W178
Long-Read Deep Sequencing and Assembly of the Allotetraploid Coffea arabica cv. Caturra and its Maternal Ancestral Diploid species Coffea eugenioides

Date: Sunday, January 11, 2015
Time: 4:20 PM
Room: Esquire - Meeting House
Alvaro Gaitan , Centro Nacional de Investigaciones de Cafe, CENICAFE, Chinchiná, Colombia
Marco A. Cristancho , Centro Nacional de Investigaciones de Cafe, CENICAFE, Chinchiná, Colombia
Carmenza E. Gongora , Centro Nacional de Investigaciones de Cafe, CENICAFE, Chinchiná, Colombia
Pilar Moncada , Centro Nacional de Investigaciones de Cafe, CENICAFE, Chinchiná, Colombia
Huver Posada , Federacion Nacional de Cafeteros de Colombia (FNC)/ Centro Nacional de Investigaciones de Café (CENICAFE), Chinchina, Caldas, Colombia
Fernando Gast , Centro Nacional de Investigaciones de Cafe, CENICAFE, Chinchiná, Colombia
Marcela Yepes , Cornell University/ School of Integrative Plant Sciences/ Plant Pathology and Plant Microbe Biology Section, Geneva, NY
Herb Aldwinckle , Cornell University/ School of Integrative Plant Sciences/ Plant Pathology and Plant Microbe Biology Section, Geneva, NY
Over the last decade, climate change has caused major reductions in coffee production due to increased incidence of insect pests and diseases, and abiotic stresses that are threatening sustainable coffee production at a global scale.  In Latin America, the coffee leaf rust epidemic has had a devastating effect with losses of >1 billion dollars that are threatening coffee production and food security for many small coffee farmers. During 2008-2011, coffee leaf rust caused a reduction of nearly one third of the coffee harvest in Colombia, and between 2012-2014, it caused >50% reduction in production in Central America, affecting more than 5 million people. Peru has been hit particularly hard in 2014. Our research is focus on de novo  sequencing and assembly of the coffee genome to accelerate adaptation of the crop to climate change.

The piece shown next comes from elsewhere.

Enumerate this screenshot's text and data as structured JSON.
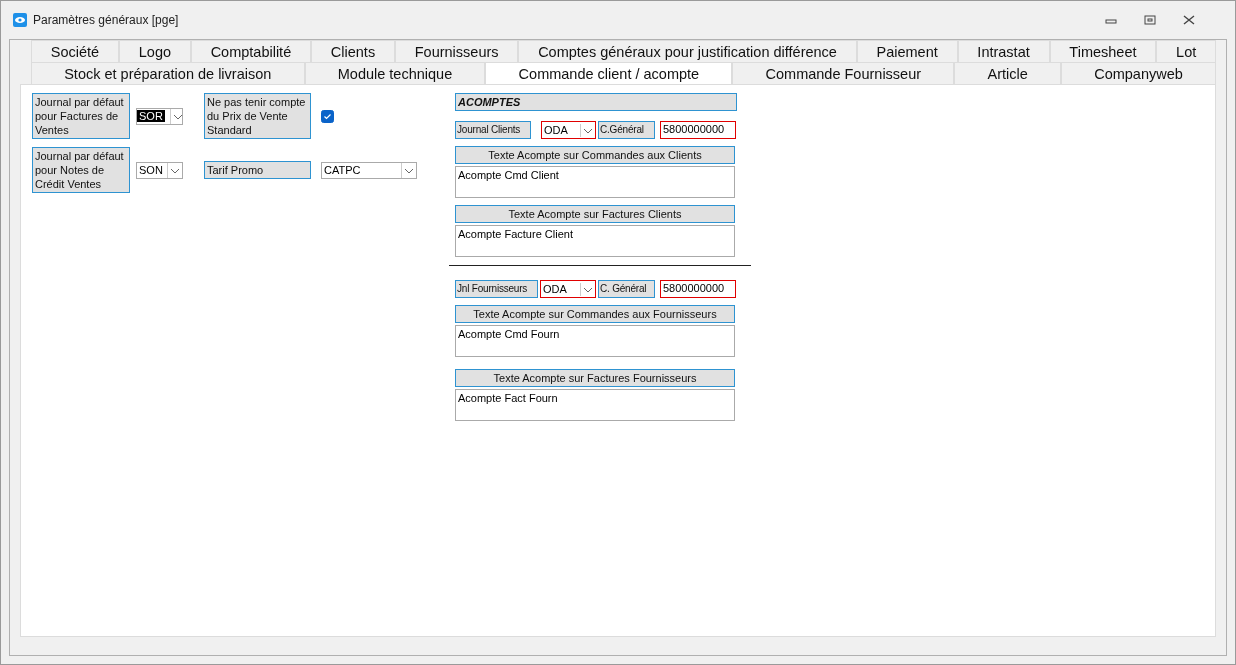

We collaborated with Pacific BioSciences for the construction of three long insert coffee genomic libraries, Blue Pippin size selection, QC, and high-throughput PACBio sequencing as well as de novo assembly of the allotetraploid Coffea arabica cv. Caturra genome.  This genotype was selected since we have already developed a high density molecular genetic map (>1,000 sequenced-based markers), and a BAC library (11X coverage, 114,816 clones) completely BAC end-sequenced using Sanger and fingerprinted, as well as comprehensive transcriptomics data (>125,000 Sanger-sequenced ESTs), and several populations that are currently being phenotyped for climate change adaptation. High-throughput PACBio sequencing of the libraries generated 73.54 Gb of post-filtered data with a N50 read of 12-15Kb for ~57-60X coverage of the C. arabica genome (1,300 Mb).  This data has been used for a first assembly of the allotetraploid C. arabica genome.

 To guide and validate the allotetraploid assembly, we will use high quality assemblies of the genomes of its two diploid ancestral species.  We collaborated with Roche to generate the first high quality de novo assembly of the maternal ancestor of C. arabica, the diploid species C. eugenioides (660 Mb).  We used Roche 454 FLX+ (average read length 750 bp) to sequence a WGS library at 9X coverage, and 454 Titanium (paired end reads) to sequence twelve 20 Kb insert libraries at 3.03X coverage, as well as Illumina Moleculo (10 Kb fragments) paired end sequenced at 3.43X coverage. Our strategy mimicked the sequencing strategy for the high quality assembly of the diploid paternal ancestor of C. arabica, the cultivated species C. canephora that was recently published (Denoed et al. 2014.  Science 345: 1181-1184; genome assembly available at: http://coffee-genome.org).  Transcriptome assembly and GBS studies to validate genome assemblies and anchor scaffolds to chromosomes for C. arabica and C. eugenioides are on going, and should dramatically improve our understanding of coffee genetics and genomics providing direct applications to breeders for climate change adaptation.  Integration of genomic studies of equivalent quality among the allotetraploid C. arabica  and its diploid progenitors will maximize scientific insights into the complex biology of polyploids.

This work is co-funded by IDB/FONTAGRO, FNC/CENICAFE, Colombia/MinAgriculture.

This abstract will be co-presented with an extended time by co-authors Gaitán, Cristancho and Góngora.